Probably you have read this enough times — “there are no silver bullets”. And that’s true. I believe, that all metrics are good as long as we look into them in a smart way: let’s quickly think about the most popular metric today — new cases of C19 per day. Although it for, if the number goes up or down drastically, it does tell something. But if you look into two different countries (same as you would view into two different teams), you may not know that one country is testing all inhabitants randomly whereas the other — only those who have symptoms. Or one country does twice more tests per day for the same amount of inhabitants compared to the other (a parallel comparison — one software engineer keeps focusing on bugs which are often impossible to estimate, while the other keeps baking standard features which are very similar every sprint).

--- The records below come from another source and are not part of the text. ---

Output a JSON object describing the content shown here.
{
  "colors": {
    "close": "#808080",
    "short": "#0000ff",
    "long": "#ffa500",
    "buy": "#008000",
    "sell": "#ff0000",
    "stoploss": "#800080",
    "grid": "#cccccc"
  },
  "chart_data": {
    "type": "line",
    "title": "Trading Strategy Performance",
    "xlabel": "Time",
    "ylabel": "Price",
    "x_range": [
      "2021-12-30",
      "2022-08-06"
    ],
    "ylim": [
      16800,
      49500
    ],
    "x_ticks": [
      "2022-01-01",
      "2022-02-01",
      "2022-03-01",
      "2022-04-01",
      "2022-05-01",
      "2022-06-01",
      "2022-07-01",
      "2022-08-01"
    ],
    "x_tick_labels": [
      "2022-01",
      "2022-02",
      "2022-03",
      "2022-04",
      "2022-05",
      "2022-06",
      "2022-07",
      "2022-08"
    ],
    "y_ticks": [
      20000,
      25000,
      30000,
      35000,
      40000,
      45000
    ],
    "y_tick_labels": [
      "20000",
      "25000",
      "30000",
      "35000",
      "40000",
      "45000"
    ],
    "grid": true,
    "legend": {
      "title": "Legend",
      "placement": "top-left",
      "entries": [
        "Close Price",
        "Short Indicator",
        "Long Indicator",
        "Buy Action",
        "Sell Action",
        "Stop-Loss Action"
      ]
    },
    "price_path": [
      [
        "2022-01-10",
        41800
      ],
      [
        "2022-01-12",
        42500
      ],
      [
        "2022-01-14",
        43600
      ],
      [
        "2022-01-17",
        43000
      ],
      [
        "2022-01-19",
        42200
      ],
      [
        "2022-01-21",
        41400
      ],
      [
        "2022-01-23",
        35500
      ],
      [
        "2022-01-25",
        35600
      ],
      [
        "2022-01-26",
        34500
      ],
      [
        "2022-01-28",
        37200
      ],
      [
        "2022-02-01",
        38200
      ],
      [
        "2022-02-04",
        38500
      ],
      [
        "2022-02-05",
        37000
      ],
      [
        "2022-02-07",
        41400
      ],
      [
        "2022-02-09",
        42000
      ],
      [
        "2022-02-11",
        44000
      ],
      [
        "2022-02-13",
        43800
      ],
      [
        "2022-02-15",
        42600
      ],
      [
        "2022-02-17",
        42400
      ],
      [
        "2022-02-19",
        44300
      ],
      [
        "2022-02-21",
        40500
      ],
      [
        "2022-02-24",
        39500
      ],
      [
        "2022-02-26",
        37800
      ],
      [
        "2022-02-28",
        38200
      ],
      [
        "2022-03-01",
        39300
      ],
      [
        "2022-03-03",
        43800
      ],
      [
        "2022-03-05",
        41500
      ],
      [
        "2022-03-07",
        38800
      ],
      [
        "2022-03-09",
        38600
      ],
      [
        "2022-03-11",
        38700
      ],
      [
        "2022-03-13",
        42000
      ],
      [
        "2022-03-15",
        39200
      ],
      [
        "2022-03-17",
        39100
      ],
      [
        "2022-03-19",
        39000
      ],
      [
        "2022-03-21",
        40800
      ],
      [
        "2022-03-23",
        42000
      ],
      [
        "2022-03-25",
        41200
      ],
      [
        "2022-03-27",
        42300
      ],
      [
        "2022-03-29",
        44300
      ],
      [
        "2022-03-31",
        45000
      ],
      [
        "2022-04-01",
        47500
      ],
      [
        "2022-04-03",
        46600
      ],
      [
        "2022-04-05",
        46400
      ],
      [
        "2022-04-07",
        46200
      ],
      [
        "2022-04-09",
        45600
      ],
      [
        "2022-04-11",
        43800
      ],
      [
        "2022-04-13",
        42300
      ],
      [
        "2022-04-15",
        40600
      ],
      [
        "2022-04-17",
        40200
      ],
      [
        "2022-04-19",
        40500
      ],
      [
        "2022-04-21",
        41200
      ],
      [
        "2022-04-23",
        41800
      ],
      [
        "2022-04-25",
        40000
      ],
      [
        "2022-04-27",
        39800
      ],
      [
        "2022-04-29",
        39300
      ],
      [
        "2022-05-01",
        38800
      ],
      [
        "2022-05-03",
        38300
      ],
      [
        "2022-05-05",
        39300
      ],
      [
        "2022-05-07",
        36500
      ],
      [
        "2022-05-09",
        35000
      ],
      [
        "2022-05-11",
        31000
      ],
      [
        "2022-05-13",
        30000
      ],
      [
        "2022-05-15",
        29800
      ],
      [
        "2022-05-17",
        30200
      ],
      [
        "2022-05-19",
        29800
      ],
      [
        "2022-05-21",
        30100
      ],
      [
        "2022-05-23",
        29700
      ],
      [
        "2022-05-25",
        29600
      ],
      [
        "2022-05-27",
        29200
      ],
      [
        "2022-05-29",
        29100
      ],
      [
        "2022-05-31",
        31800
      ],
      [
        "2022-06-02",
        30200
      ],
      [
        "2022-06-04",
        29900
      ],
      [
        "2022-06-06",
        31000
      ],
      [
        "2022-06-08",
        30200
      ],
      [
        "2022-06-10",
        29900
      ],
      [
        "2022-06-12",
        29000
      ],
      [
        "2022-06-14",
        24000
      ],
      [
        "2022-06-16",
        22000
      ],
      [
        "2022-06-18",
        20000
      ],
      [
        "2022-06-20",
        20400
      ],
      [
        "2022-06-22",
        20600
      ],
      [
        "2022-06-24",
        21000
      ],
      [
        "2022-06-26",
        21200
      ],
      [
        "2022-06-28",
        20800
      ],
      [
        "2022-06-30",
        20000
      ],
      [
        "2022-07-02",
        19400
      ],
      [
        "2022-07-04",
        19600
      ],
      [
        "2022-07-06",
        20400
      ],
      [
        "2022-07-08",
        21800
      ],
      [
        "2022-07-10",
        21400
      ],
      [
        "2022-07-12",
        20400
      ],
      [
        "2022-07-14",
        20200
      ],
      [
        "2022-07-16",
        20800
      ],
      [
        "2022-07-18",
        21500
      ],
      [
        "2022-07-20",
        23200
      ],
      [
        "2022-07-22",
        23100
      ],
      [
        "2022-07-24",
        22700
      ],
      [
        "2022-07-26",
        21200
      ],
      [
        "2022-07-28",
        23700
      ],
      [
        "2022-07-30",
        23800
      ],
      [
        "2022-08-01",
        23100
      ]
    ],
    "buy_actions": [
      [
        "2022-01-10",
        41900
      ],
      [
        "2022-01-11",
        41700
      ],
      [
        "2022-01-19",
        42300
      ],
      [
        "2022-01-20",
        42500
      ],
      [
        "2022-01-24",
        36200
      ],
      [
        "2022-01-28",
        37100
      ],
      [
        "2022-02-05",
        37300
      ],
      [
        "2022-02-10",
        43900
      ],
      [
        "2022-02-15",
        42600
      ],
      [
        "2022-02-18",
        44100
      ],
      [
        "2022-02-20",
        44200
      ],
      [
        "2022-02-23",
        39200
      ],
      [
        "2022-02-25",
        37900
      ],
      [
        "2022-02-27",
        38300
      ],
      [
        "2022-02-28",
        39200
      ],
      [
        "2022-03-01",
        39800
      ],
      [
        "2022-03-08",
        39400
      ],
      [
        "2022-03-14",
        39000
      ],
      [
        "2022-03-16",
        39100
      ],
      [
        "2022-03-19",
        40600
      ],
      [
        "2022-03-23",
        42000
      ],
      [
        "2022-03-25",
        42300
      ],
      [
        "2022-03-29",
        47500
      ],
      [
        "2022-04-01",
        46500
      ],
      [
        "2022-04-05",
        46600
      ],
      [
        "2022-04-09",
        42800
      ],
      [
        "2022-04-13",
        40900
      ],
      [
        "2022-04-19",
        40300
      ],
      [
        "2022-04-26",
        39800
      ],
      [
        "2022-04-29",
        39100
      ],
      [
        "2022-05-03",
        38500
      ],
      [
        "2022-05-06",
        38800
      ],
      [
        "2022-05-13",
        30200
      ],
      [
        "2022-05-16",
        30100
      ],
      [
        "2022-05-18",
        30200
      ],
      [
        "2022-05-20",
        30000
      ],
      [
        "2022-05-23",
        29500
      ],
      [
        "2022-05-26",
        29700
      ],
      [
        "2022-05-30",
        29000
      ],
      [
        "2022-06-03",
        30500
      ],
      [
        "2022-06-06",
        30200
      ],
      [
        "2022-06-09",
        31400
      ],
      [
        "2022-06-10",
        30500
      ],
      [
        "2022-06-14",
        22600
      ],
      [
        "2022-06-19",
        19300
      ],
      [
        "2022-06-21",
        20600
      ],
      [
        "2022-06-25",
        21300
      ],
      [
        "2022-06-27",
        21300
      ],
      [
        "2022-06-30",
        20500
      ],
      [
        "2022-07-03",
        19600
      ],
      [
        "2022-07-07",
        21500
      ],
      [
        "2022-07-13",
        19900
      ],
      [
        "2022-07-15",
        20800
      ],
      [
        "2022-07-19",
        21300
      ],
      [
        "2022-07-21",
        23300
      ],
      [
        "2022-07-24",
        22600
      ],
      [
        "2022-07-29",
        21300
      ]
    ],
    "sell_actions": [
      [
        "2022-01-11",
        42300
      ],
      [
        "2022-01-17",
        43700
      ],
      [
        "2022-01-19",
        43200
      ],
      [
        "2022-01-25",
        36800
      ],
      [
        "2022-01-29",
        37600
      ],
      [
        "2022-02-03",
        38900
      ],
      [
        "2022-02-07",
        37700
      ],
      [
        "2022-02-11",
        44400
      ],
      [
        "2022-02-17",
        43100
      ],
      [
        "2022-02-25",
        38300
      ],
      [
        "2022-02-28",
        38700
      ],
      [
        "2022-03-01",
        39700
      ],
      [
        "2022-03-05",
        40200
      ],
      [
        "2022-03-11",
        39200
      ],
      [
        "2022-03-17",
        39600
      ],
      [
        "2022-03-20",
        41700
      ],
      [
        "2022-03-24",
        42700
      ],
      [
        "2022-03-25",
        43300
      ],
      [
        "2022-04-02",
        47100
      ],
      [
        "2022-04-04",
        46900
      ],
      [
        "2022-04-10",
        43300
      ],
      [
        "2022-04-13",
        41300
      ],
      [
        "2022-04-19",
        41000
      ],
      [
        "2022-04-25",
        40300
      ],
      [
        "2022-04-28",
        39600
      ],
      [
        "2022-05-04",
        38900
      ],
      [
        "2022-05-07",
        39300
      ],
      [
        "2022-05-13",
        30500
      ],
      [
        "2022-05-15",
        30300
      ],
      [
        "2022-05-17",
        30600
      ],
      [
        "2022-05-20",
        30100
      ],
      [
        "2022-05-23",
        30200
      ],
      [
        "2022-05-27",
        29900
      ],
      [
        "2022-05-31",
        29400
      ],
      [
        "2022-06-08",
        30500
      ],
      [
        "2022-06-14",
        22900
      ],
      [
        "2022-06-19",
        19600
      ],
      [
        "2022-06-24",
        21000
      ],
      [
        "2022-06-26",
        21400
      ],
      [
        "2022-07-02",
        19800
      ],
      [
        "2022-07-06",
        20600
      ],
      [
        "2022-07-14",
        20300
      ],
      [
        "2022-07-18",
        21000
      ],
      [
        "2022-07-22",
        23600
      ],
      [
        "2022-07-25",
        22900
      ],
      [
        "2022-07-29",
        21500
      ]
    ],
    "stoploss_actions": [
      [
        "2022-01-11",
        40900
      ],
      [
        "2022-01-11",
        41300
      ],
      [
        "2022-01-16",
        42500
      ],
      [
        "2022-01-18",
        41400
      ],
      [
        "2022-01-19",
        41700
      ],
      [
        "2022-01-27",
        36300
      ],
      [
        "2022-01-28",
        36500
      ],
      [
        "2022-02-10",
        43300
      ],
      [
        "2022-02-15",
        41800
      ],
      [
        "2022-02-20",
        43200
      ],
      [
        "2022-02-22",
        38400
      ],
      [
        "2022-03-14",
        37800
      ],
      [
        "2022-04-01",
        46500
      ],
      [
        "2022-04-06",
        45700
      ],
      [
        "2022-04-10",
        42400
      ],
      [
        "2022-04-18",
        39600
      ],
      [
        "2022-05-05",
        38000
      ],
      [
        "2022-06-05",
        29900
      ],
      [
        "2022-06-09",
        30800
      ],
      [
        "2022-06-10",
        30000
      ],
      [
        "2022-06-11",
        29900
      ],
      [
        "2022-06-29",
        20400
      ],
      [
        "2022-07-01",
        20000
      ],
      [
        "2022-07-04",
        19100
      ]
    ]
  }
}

The topic itself is definitely worth another blog post (and I will write it for sure), though to give a quick glimpse — at the time of writing, I tend to look at many of the worst metric I described in this post, what a plot-twist! BUT to me they aren’t really important and I only look at them to indicate if anything is going wrong in general or how processes differ in different teams.

I’d highlight two things:

Try focusing more on high level, e.g. satisfaction of your customers or self-assess productivity. Every engineer is an interface between a particular customer (it might be an external user of your product or another department in the organisation) and the software. Whereas self-assessed productivity might sound subjective, but in reality it may cover many more things that you may not have thought about.
Focus on having as minimum “blockers” as possible. I do believe that Circle CI have highlighted very reasonable metrics that do matter, kudos for them: https://www2.circleci.com/rs/485-ZMH-626/images/5-Key-Metrics-Engineering.pdf. Note, that every metric they highlighted is focused towards “what is stopping us” rather than “how many hours did we put” or “how many bugs did we produce”.

Summary

Be very careful when trying to tie engineering metrics to appraisal reviews or giving feedback to your employees, because it may lead people focusing on wrong things. Instead, try focusing on things that really matter and are easy to measure when you work in R&D, such as productivity of the teams and customer satisfaction.